Lawyers cannot commit crimes or help their clients commit crimes and then claim attorney-client privilege. If the abuses in the Justice Department are alleged to be criminal, then I don't think that Harriet Meiers will succeed in asserting attorney client privilege.

Courts determine whether a privilege applies to prevent testimony by weighing different factors. In an impeachment proceeding, Congress's need to determine the facts would very likely outweigh the President's need to have confidentiality in his communications with his aides or attorney if the attorney was involved in the illegal act herself.

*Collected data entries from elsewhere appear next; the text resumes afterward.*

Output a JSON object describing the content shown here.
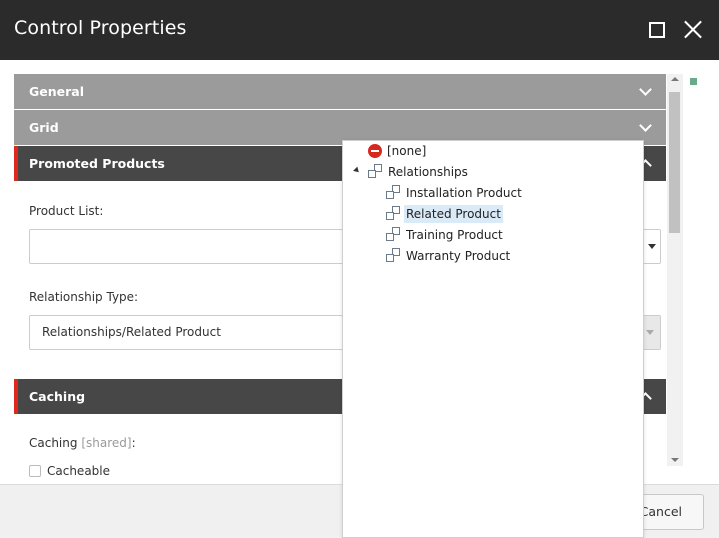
{
  "window": {
    "title": "Control Properties"
  },
  "sections": {
    "general": {
      "label": "General"
    },
    "grid": {
      "label": "Grid"
    },
    "promoted_products": {
      "label": "Promoted Products"
    },
    "caching": {
      "label": "Caching"
    }
  },
  "fields": {
    "product_list": {
      "label": "Product List:",
      "value": ""
    },
    "relationship_type": {
      "label": "Relationship Type:",
      "value": "Relationships/Related Product"
    },
    "caching": {
      "label": "Caching",
      "shared_tag": "[shared]",
      "suffix": ":",
      "checkbox_label": "Cacheable"
    }
  },
  "tree": {
    "none_label": "[none]",
    "root_label": "Relationships",
    "children": [
      {
        "label": "Installation Product",
        "selected": false
      },
      {
        "label": "Related Product",
        "selected": true
      },
      {
        "label": "Training Product",
        "selected": false
      },
      {
        "label": "Warranty Product",
        "selected": false
      }
    ]
  },
  "footer": {
    "cancel_label": "Cancel"
  },
  "colors": {
    "titlebar": "#2b2b2b",
    "section_light": "#9b9b9b",
    "section_dark": "#474747",
    "accent_red": "#dc291e",
    "selection": "#dbeaf7"
  },
  "icons": {
    "maximize": "maximize-icon",
    "close": "close-icon",
    "expand": "chevron-down-icon",
    "collapse": "chevron-up-icon",
    "none": "no-entry-icon",
    "relationship": "relationship-link-icon"
  }
}
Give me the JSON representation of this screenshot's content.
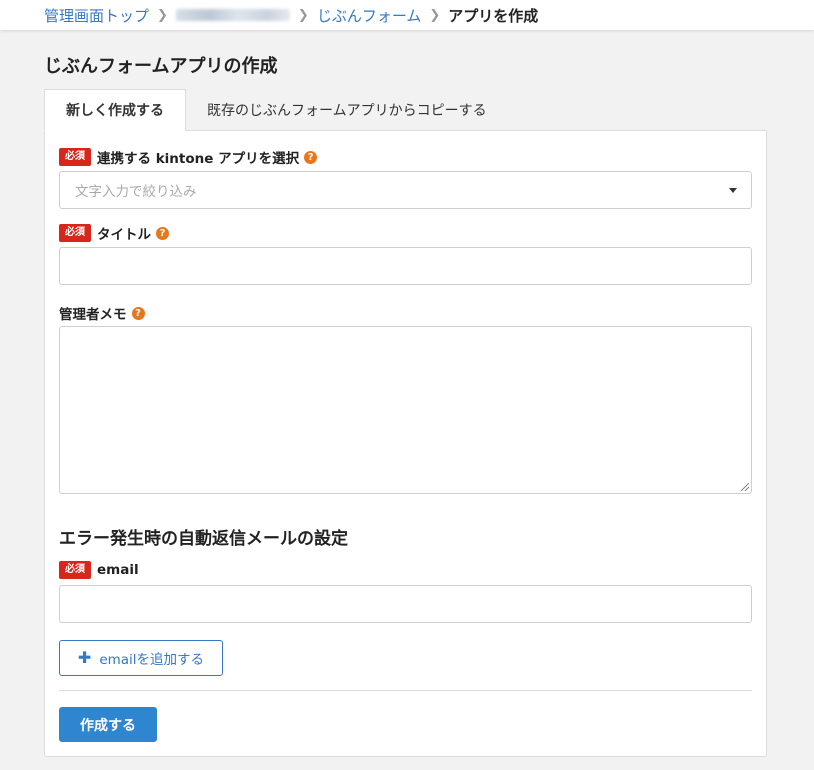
{
  "breadcrumb": {
    "items": [
      "管理画面トップ",
      "じぶんフォーム"
    ],
    "current": "アプリを作成"
  },
  "page_title": "じぶんフォームアプリの作成",
  "tabs": [
    "新しく作成する",
    "既存のじぶんフォームアプリからコピーする"
  ],
  "required_badge": "必須",
  "help_glyph": "?",
  "form": {
    "kintone_app": {
      "label": "連携する kintone アプリを選択",
      "placeholder": "文字入力で絞り込み"
    },
    "title": {
      "label": "タイトル",
      "value": ""
    },
    "admin_memo": {
      "label": "管理者メモ",
      "value": ""
    },
    "error_section_title": "エラー発生時の自動返信メールの設定",
    "email": {
      "label": "email",
      "value": ""
    },
    "add_email_label": "emailを追加する",
    "submit_label": "作成する"
  },
  "colors": {
    "link": "#3478c6",
    "required": "#d9261c",
    "help": "#e8761a",
    "primary_button": "#2e86d0"
  },
  "icons": {
    "breadcrumb_separator": "chevron-right-icon",
    "help": "question-circle-icon",
    "add": "plus-icon",
    "dropdown": "caret-down-icon"
  }
}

The impeaching attorneys would have to show, most likely, that the allegedly criminal conduct was likely to be found criminal. A privilege cannot be set aside based on an unfounded accusation or on speculation that a crime has been committed.

An interesting aspect of the whole idea of impeachment is that, according to the Federalist Paper # 65, it is supposed to be for "POLITICAL" (Alexander Hamilton's capitalization for emphasis according to my version) crimes against the people. Courts refuse to decide political disputes that involve the president. It is unclear to me how a court would have the authority to decide to allow or not allow the assertion of privileges in an impeachment proceeding if the allegations are for political crimes. I don't see how the Court could measure whether the allegations have merit if they concern political issues.

In my view, Bush's alleged high crimes and misdemeanors are POLITICAL in the sense Alexander Hamilton used the word. They involve acts that threaten the political rights of citizens as well as abuses of position and political power.

As I said above, I think at this point that our best argument is that Bush should stop wasting the time and resources of the American people on trying to save his own skin and the skin of his top aides. He should cooperate with Congress and instruct his aides to testify. What is he hiding? And if he has done nothing wrong, why is he wasting taxpayer money fighting congressional investigations? We have the right to know.

Why is Bush wasting our time and money on this privilege stuff? He should let his staff appear and be questioned by Congress. That's his job. Unless he wants to be called himself. And, of course that is what impeachment would mean. I hope he realizes that.

Sorry for rambling on. I realize my thoughts are not very clear or well organized on this.